Je passe la parole à mon collègue Monsef.
M. Derraji : Merci, André.
Aujourd'hui, j'aimerais vous parler d'un sujet qui nous a tous interpelés hier.
Il y a quelques mois, je suis allé avec notre chef, Charles Millard, pour faire
une conférence de presse devant l'hôpital HMR. Nous en avons parlé avec
beaucoup de professionnels de la santé qui étaient outrés, qui se demandaient pourquoi
ce gouvernement retarde le début des travaux. Hier, à la grande surprise, nous
étions témoins d'une affaire que je peux qualifier de dégueulasse, d'un
gouvernement de fin de régime qui a préféré, qui a préféré laisser un cadeau à la
première ministre que soigner la santé des patients, qui a préféré gagner une
troisième élection que rassurer les gens de HMR et la population québécoise qui
demandait un hôpital digne, un hôpital où on donne des soins, un hôpital où il
n'y a plus de chauves-souris, un hôpital où il n'y a plus de rats, un hôpital
où il n'y a pas de fourmis.
Donc, aujourd'hui, les gens vont le voir,
que, malheureusement, ce gouvernement, il n'a pas à cœur les préoccupations des
Québécoises et des Québécois. Ce qui les intéresse, c'est coûte que coûte gagner
la prochaine élection. Et ça, je le trouve dégueulasse. Merci.
M. Fortin :
On va prendre vos questions.
Journaliste : La moitié des
routes du Québec sont en mauvais état, selon le dernier bilan que fait le
ministère des Transports. 51 % des routes du Québec, en moyenne, reçoivent
la note de D. Et il y a même 31 % des routes sont à E. Le déficit de
maintien d'actif, dans un document qui a été présenté le 14 mai par le
sous-ministre, M. Pellerin, démontre qu'effectivement le DMA est à 31 milliards
et non à 24,5 milliards. Alors, comment vous réagissez à ces informations-là?
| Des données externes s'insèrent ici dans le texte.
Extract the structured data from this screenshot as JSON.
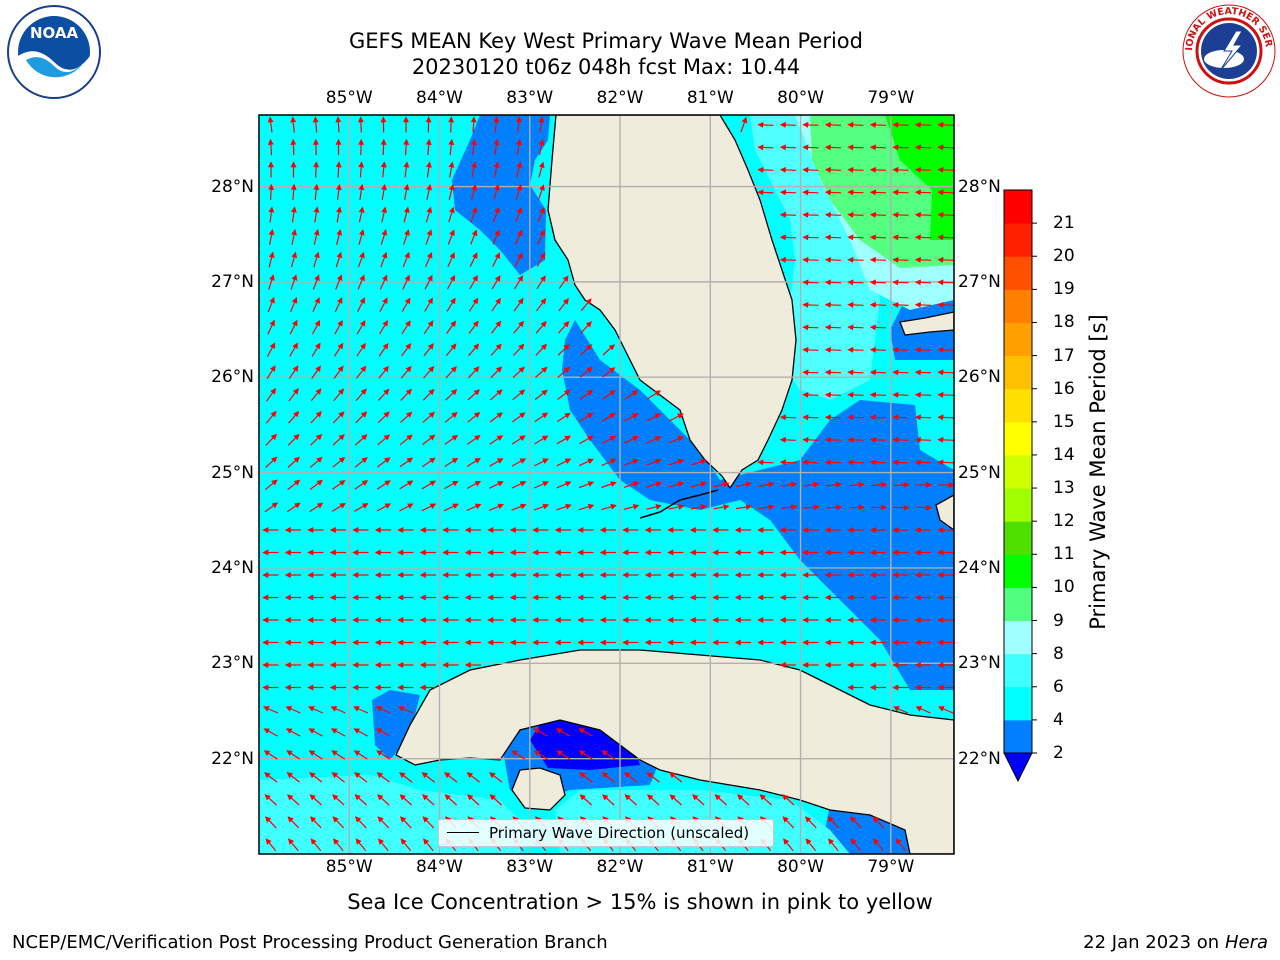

On laisse les routes se détériorer au Québec en ce moment, et la facture ne
fait qu'augmenter.
M. Derraji : M. Lacroix, premièrement,
je tiens à vous féliciter parce que vous avez confirmé une information que le
ministre, hier, des Transports ne voulait pas confirmer. Je pense que vous avez
évoqué aujourd'hui une présentation devant 300 personnes au ministère 17923des Transports et la seule personne qui ne
savait rien ou bien qui ne voulait rien savoir, c'est le ministre des
Transports lui-même. Maintenant, revenons sur les faits. On le voit année après
année. Ce que vous avez soulevé, aujourd'hui, dans votre chronique, c'est la
détérioration des routes, c'est l'augmentation flagrante du déficit du maintien
d'actifs et c'est l'état des routes qui est en déroute un peu partout. Et ça,
c'est à l'image de ce gouvernement qui a mal planifié les chantiers, qui n'a
pas pris le temps nécessaire de contrôler l'état des routes et, aussi, injecter
l'argent nécessaire. Et là, on le voit : Regardez la saison des
nids-de-poule, à Montréal, regardez l'ensemble des routes, vous l'avez
mentionné ce matin, en Abitibi, c'est la route où c'est le niveau le plus
catastrophique, on... dans un état très, très mauvais. Donc, encore une fois,
j'espère qu'à partir d'aujourd'hui, le gouvernement ne va pas nous dire :
On va attendre décembre lors du dévoilement du nouveau rapport. Le rapport, il
est public, on le sait, on connaît les chiffres. Moi, ce que je m'attends,
c'est comment on va régler ce déficit du maintien d'actif et si on va le
prendre au sérieux.
Journaliste : M. Girard
vient de dire, en mêlée de presse, qu'il maintient le chiffre de
24,5 milliards, même si le sous-ministre adjoint, M. Pellerin,
confirme, dans le document de présentation, que c'est bel et bien
31 milliards de DMA.
M. Derraji : Bien, je ne
sais pas sur quelle planète M. Girard vit. C'est une présentation d'un
sous-ministre. Donc, aujourd'hui, j'interpelle le ministre des Finances et le
ministre des Transports de nous dire pourquoi ils cachent encore un
600 milliards de déficit dans le maintien... le maintien d'actifs de nos
routes. C'est 31 milliards, qu'on arrête de parler de 25 milliards.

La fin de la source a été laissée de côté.